The greatest protective effect on cell cytotoxicity, deriving from Treviso Red radish extract (70 μM) with respect to Variegated Chicory of Castelfranco extract (34 μM), could be due to specific composition in polyphenol-rich fractions. The main flavonoids in above-mentioned extracts are reported in Table 1 and the TJs respond to various naturally plant-derived and food extracts. TEER measurements present dose-response curve patterns, indicating the absence of alteration in Caco-2 cell monolayer, as underlined by our results from 0.2 to 17 μM chicory extracts treatments (Figure 3). Moreover, Cichorium intybus L. seems to counteract and improve the oxidative stress and cellular damage induced by AAPH in vitro Caco-2 cell model (Figure 8). As previously reported [39], when the prooxidant (AAPH) is added, the TEER measurements dramatically decrease until cellular necrosis; in addition, as reported by Finotti et al. [40], the presence of oxidant (AAPH) induces an increase in the mucopolysaccharides secretion located at microvilli glycocalyx. Overall, a better healthy action by Red Chicory of Treviso polyphenol-rich extract on Caco-2 (at 0.2-1.3-10 μM concentrations) could be assumed which does not interact with monolayer cells while as exogenous substance it helps to maintain optimal cellular functions by its strong antioxidant activity.
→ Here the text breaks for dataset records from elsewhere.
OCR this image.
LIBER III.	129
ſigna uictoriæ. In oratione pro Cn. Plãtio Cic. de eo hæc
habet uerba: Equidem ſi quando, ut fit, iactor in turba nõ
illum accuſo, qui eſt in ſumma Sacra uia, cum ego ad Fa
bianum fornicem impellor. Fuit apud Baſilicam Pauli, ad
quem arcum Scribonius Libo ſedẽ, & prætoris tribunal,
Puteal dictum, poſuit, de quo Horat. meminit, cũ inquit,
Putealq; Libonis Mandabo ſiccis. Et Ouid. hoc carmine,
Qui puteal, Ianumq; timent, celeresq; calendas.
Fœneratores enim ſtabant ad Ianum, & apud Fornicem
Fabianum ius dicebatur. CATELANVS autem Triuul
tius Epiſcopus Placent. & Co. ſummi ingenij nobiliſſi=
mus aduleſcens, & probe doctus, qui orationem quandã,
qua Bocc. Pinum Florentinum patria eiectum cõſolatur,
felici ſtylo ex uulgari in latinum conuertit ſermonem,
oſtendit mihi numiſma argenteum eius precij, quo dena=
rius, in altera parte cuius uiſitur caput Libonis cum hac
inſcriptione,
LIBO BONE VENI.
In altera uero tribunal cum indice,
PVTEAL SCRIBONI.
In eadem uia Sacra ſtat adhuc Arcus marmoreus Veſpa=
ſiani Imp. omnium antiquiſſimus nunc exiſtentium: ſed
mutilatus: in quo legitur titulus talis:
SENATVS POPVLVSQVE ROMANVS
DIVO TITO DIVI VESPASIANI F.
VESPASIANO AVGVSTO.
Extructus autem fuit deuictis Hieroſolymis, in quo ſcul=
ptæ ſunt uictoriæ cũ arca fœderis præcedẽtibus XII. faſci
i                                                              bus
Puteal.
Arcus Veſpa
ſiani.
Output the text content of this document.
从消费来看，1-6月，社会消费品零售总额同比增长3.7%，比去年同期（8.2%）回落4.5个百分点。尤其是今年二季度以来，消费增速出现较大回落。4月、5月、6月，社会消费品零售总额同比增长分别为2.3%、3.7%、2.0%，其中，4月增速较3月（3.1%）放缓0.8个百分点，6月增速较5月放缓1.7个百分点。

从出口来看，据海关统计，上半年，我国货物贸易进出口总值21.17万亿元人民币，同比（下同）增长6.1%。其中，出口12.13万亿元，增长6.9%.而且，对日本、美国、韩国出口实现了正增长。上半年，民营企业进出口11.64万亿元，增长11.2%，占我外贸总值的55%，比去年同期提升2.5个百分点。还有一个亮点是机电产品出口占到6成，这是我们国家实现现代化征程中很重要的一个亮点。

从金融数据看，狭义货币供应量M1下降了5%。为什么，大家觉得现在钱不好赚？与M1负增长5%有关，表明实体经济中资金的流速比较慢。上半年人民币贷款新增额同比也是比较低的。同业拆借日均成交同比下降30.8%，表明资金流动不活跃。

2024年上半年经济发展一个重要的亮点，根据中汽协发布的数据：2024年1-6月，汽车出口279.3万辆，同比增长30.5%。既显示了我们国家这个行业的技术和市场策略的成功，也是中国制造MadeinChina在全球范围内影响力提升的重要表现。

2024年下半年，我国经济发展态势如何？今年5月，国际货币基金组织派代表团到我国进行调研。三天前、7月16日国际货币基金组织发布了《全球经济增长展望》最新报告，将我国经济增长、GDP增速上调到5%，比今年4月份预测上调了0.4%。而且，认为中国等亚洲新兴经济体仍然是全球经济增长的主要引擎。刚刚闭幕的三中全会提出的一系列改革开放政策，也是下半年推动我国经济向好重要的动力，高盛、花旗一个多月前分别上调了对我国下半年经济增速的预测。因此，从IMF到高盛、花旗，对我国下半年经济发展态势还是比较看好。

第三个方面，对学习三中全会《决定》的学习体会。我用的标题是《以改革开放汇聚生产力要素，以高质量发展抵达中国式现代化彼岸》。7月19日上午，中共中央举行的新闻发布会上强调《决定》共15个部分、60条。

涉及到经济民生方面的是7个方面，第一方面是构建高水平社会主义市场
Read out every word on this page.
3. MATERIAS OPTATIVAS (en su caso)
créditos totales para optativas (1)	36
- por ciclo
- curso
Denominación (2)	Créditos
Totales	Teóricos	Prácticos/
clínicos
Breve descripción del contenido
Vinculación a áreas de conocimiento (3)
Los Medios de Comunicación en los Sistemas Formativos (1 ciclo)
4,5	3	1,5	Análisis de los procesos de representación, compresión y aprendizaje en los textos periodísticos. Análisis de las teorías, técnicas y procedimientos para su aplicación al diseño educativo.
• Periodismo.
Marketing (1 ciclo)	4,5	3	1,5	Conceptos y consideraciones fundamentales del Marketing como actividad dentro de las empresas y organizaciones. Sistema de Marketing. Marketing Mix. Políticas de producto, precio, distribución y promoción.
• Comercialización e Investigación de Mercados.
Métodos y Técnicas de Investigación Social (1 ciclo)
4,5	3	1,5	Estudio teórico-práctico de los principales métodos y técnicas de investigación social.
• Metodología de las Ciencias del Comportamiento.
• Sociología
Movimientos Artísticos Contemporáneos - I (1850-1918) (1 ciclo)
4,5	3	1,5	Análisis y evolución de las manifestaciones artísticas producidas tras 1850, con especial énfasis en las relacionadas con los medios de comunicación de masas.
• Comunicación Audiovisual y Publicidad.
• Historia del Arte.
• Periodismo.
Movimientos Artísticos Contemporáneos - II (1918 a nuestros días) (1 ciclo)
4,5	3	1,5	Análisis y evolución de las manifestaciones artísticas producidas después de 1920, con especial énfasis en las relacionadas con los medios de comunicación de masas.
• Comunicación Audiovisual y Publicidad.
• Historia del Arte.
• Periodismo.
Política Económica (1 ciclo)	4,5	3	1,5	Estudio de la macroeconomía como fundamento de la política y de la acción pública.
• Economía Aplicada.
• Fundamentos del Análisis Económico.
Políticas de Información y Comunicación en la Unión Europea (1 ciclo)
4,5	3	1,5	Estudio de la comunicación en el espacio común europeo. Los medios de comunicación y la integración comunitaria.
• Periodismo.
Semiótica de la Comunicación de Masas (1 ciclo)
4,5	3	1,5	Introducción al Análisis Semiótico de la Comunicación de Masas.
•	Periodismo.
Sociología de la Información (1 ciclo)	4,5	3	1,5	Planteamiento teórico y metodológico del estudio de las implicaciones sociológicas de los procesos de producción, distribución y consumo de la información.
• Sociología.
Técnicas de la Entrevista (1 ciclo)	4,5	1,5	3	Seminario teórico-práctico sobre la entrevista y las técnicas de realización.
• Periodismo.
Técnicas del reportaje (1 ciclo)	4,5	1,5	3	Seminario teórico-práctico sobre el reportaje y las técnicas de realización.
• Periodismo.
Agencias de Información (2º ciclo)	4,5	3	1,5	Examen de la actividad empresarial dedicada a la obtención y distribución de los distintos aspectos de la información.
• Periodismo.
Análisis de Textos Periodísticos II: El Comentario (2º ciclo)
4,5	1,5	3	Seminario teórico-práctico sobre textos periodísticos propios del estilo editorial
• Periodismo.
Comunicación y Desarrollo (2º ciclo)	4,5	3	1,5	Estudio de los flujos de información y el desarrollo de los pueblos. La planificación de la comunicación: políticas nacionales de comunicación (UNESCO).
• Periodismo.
On the other hand, Red Chicory is characterized by a high content of anthocyanin pigments [41] that could exert several beneficial health or nutraceutical effects [12, 42, 43].

5. Conclusion

It could be concluded that the TJs response depends on the dose exposure and particular chemical composition of food extracts by synergic and interdependent antioxidant effects (enzymatic and nonenzymatic) with the epithelial glycocalyx. Even if the redox balance does not originate from a single cause, our study suggests that the interaction between antioxidant extracts and the mucopolysaccharide complexes in the glycocalyx could protect the in vivo lining of gut from damage maintaining a healthy and effective intestinal barrier.